Apple's App Store has surged and along with it the rate of "zombie" applications has tagged along, according to Adjust, a mobile app analytics company.
A zombie app is one that is basically invisible to users. Adjust noted that the zombie rate on the App Store was 83 percent in December compared to 74 percent in January 2014. The report should spark some discussion about how to avoid creating a zombie app.
The Google Play store wasn't included in the Adjust report, but the zombie theme still works there too. The reality is that it's hard to discover potential hits on these stores as they surge past the 1 million app mark. There's also a connection to self published authors on Amazon and how you need to figure out marketing probably before you even start (figured this one out first hand).
In other words, a select few independents will make it. The rest are stuck in the zombie zone and creating things for non-monetary rewards. As these marketplaces swell, developers will need to put a lot more money into marketing to have any hope of being discovered.
And marketing is daunting when the top apps gobble up all the usage.

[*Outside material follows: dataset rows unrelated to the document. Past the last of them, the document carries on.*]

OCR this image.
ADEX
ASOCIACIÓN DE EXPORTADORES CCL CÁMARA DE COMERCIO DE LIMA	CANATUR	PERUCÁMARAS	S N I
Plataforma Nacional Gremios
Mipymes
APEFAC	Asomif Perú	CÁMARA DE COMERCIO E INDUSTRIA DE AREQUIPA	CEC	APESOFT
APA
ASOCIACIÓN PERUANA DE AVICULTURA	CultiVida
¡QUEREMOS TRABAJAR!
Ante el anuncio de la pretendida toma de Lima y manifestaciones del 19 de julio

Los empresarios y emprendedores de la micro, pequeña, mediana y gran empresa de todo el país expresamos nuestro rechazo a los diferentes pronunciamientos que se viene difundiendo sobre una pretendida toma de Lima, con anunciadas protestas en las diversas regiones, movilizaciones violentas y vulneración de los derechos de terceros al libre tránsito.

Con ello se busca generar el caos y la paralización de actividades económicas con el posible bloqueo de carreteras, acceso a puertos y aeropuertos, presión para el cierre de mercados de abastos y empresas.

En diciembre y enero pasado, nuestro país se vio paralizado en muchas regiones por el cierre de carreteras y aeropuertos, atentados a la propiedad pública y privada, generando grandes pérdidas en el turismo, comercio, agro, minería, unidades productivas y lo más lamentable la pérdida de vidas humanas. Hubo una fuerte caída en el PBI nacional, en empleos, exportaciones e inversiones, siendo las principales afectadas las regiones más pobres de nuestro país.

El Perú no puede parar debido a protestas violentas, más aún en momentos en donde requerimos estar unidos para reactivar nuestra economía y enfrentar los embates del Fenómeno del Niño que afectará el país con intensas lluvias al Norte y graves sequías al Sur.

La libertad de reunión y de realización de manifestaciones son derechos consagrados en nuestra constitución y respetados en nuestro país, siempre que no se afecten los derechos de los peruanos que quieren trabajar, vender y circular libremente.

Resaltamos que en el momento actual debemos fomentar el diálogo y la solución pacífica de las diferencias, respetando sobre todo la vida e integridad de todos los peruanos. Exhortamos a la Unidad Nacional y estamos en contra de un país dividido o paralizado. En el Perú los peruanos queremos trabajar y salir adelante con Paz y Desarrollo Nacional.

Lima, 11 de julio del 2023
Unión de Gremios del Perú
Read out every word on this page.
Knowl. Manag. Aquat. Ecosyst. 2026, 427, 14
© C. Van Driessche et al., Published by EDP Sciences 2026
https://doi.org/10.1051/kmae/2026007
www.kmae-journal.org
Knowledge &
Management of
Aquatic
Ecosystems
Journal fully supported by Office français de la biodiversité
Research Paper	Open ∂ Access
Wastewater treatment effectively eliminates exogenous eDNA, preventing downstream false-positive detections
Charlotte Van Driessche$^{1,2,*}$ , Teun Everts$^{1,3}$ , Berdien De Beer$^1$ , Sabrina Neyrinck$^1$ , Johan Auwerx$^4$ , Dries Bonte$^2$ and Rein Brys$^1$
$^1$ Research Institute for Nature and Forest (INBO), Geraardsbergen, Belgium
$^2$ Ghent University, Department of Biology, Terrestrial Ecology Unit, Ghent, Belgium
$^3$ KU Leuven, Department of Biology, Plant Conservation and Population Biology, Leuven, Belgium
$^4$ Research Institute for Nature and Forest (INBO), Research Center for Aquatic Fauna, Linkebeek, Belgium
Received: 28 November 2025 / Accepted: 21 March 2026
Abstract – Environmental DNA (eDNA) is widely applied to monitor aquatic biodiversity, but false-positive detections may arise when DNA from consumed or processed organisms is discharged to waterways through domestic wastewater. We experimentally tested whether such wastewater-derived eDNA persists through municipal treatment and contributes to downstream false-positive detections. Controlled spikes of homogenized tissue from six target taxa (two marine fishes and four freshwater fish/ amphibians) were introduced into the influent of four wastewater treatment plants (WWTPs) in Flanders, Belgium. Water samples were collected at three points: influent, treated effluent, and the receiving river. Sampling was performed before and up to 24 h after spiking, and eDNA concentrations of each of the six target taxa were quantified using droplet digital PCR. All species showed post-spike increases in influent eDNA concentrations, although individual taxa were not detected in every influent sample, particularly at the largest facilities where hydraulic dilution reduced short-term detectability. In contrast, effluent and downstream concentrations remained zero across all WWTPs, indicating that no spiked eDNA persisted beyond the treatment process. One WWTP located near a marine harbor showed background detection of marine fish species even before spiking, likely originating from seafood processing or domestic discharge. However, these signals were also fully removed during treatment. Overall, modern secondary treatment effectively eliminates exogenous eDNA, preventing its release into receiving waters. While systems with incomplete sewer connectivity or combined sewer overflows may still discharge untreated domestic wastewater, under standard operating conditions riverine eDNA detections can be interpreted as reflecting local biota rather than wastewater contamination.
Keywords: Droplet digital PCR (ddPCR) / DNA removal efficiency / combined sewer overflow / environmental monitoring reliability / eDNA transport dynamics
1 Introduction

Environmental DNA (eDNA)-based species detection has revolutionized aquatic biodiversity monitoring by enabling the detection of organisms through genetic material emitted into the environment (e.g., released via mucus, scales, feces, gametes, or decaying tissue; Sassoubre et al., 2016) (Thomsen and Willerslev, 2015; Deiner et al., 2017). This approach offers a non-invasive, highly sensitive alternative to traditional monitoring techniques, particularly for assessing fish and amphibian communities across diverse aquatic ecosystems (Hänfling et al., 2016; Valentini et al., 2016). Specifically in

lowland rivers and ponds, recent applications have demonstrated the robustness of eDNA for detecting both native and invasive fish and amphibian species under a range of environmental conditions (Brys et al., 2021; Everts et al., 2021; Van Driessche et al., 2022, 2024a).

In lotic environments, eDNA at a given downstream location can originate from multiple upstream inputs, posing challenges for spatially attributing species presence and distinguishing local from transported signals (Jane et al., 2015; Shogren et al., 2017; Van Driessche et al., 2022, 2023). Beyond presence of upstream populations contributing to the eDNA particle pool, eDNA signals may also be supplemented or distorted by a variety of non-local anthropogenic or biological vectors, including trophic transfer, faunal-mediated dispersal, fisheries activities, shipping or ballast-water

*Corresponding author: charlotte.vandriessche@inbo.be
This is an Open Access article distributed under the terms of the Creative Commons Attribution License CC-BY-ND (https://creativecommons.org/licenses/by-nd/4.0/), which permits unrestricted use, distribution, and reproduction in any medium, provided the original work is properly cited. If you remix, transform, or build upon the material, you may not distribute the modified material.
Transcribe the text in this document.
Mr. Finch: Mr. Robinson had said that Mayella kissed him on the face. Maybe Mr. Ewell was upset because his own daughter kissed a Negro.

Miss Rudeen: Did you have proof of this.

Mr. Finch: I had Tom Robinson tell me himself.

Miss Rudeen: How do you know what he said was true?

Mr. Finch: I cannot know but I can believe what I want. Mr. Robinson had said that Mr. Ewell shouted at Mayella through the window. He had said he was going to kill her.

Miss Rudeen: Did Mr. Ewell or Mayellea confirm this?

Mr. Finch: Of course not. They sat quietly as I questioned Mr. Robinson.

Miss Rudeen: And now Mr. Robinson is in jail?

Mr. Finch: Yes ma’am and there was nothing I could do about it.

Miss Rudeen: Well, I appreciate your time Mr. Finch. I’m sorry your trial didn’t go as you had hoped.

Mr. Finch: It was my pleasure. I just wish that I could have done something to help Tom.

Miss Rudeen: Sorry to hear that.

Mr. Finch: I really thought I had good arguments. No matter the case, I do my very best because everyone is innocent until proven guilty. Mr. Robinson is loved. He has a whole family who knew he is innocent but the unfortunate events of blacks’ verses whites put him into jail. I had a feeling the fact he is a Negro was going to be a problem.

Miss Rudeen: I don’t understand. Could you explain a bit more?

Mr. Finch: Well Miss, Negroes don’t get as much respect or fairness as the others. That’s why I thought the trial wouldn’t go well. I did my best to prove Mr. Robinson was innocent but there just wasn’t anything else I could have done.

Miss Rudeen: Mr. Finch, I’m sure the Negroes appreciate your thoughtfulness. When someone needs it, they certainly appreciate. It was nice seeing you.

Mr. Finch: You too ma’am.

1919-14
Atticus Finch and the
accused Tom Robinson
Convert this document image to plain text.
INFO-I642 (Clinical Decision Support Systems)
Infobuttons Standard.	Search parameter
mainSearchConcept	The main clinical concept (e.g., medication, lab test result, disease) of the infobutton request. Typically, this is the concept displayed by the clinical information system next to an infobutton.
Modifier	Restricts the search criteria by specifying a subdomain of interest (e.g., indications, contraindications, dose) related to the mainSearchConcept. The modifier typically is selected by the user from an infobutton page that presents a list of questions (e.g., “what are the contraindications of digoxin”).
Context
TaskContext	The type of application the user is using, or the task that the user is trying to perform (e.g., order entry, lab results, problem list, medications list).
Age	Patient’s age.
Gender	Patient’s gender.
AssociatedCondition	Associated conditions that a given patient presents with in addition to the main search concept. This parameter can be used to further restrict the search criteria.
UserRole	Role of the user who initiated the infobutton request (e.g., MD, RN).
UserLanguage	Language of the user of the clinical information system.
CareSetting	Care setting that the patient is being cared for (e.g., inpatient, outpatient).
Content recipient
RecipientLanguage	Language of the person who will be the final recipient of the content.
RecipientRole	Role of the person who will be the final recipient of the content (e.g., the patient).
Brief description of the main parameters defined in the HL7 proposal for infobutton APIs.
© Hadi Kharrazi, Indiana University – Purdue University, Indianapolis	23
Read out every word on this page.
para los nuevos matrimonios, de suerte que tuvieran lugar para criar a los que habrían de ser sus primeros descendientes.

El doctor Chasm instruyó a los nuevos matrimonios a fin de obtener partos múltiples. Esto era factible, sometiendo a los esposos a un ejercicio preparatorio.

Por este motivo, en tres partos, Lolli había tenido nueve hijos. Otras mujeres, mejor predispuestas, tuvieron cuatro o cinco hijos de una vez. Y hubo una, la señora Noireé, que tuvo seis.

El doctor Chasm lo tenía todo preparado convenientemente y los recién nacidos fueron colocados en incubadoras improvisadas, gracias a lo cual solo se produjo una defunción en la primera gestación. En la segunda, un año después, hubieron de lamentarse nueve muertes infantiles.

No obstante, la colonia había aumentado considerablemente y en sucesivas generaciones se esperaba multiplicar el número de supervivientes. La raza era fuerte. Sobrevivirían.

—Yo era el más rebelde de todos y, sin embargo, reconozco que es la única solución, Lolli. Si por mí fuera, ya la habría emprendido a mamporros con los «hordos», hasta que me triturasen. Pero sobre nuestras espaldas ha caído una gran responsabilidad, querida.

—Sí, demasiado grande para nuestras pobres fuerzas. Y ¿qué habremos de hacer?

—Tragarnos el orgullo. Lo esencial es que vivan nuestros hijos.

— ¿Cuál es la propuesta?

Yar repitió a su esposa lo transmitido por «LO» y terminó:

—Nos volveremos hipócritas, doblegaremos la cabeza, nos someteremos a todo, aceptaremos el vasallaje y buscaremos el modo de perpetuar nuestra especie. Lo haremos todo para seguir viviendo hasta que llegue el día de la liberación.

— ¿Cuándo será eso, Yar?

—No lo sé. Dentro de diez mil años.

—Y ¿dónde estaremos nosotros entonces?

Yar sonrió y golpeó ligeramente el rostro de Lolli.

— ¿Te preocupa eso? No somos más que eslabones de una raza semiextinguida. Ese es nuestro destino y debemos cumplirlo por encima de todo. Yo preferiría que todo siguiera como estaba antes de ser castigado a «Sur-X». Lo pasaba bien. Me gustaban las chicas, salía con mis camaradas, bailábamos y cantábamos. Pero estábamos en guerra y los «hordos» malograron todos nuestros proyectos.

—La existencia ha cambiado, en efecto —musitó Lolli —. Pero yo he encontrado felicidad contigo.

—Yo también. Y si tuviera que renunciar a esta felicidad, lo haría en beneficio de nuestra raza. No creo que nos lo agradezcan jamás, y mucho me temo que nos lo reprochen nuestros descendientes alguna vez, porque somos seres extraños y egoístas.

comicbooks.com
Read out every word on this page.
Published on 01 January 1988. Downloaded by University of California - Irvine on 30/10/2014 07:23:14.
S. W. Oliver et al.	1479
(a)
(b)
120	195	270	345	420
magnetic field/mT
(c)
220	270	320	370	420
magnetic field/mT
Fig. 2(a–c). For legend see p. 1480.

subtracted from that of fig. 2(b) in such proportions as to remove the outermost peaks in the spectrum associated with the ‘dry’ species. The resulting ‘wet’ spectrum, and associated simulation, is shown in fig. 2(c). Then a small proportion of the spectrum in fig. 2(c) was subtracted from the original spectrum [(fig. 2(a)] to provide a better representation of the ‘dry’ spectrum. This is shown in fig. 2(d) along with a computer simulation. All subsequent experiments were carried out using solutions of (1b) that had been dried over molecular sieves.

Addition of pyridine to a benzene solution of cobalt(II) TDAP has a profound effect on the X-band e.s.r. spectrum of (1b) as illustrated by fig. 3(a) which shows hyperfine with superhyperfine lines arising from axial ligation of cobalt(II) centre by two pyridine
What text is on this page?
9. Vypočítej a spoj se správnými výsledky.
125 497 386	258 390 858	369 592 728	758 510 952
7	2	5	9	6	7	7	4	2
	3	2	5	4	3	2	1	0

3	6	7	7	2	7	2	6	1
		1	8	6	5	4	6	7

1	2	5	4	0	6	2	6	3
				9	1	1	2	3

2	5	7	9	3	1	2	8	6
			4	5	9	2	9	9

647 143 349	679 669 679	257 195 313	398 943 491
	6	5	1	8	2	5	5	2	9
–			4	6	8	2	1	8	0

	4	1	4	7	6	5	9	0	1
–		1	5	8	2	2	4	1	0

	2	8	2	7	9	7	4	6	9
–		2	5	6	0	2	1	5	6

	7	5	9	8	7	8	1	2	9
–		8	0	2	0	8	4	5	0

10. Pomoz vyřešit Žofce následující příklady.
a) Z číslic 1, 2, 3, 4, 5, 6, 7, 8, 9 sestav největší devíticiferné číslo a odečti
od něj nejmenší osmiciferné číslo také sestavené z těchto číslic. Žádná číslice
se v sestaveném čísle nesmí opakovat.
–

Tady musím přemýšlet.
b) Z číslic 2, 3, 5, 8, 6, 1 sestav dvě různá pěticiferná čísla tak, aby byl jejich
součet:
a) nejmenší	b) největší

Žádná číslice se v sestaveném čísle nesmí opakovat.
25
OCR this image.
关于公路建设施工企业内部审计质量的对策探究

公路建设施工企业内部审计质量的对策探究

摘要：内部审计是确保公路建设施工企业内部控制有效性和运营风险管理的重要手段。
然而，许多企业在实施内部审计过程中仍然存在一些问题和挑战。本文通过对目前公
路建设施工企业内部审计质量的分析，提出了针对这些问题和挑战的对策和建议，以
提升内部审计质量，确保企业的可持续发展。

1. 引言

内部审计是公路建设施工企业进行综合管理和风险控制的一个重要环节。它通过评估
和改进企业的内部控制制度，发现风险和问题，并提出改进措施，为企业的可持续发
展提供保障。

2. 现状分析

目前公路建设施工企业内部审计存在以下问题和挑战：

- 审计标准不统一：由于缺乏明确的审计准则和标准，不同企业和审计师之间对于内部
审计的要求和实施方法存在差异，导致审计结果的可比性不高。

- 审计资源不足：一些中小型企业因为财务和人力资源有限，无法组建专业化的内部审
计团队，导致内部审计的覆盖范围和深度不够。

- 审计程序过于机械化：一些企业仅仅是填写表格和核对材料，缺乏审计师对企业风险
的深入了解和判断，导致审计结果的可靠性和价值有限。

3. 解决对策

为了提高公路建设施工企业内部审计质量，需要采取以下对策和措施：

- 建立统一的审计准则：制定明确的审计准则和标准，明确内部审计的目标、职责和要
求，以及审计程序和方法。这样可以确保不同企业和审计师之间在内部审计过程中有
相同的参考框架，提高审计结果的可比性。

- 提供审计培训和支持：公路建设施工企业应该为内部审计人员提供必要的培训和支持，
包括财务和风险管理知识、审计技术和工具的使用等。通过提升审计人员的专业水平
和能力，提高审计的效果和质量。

We're eager to see Apple experimenting with new ways of promoting praiseworthy apps to a broader audience. At the same time, we believe that a limited, one-size-fits-all approach is not fully extensible to a market that continues to at this pace.
The App Store is dead. As a source of organic user acquisition, it can no longer serve all the apps and all the users that flock to it. While the App Store provides a secondary method for users to find out about apps, most people look to the media, their Facebook feeds and - whether they admit so or not - increasingly toward branding and advertising. The data proves it.
Here's the buzzkill. How does any developer with an app idea and a dream not get depressed by one of those splashy ads from Machine Zone's Game of War? Let's face it: Kate Upton isn't going to plug your app and if you're lucky it will take a few years of your revenue to maybe afford her day rate.
Google and Apple will continue to note how they pay out billions to developers. And that payout is huge for the app development community. However, there needs to be some discover-ability move that will highlight the app cooked up by a kid in a garage.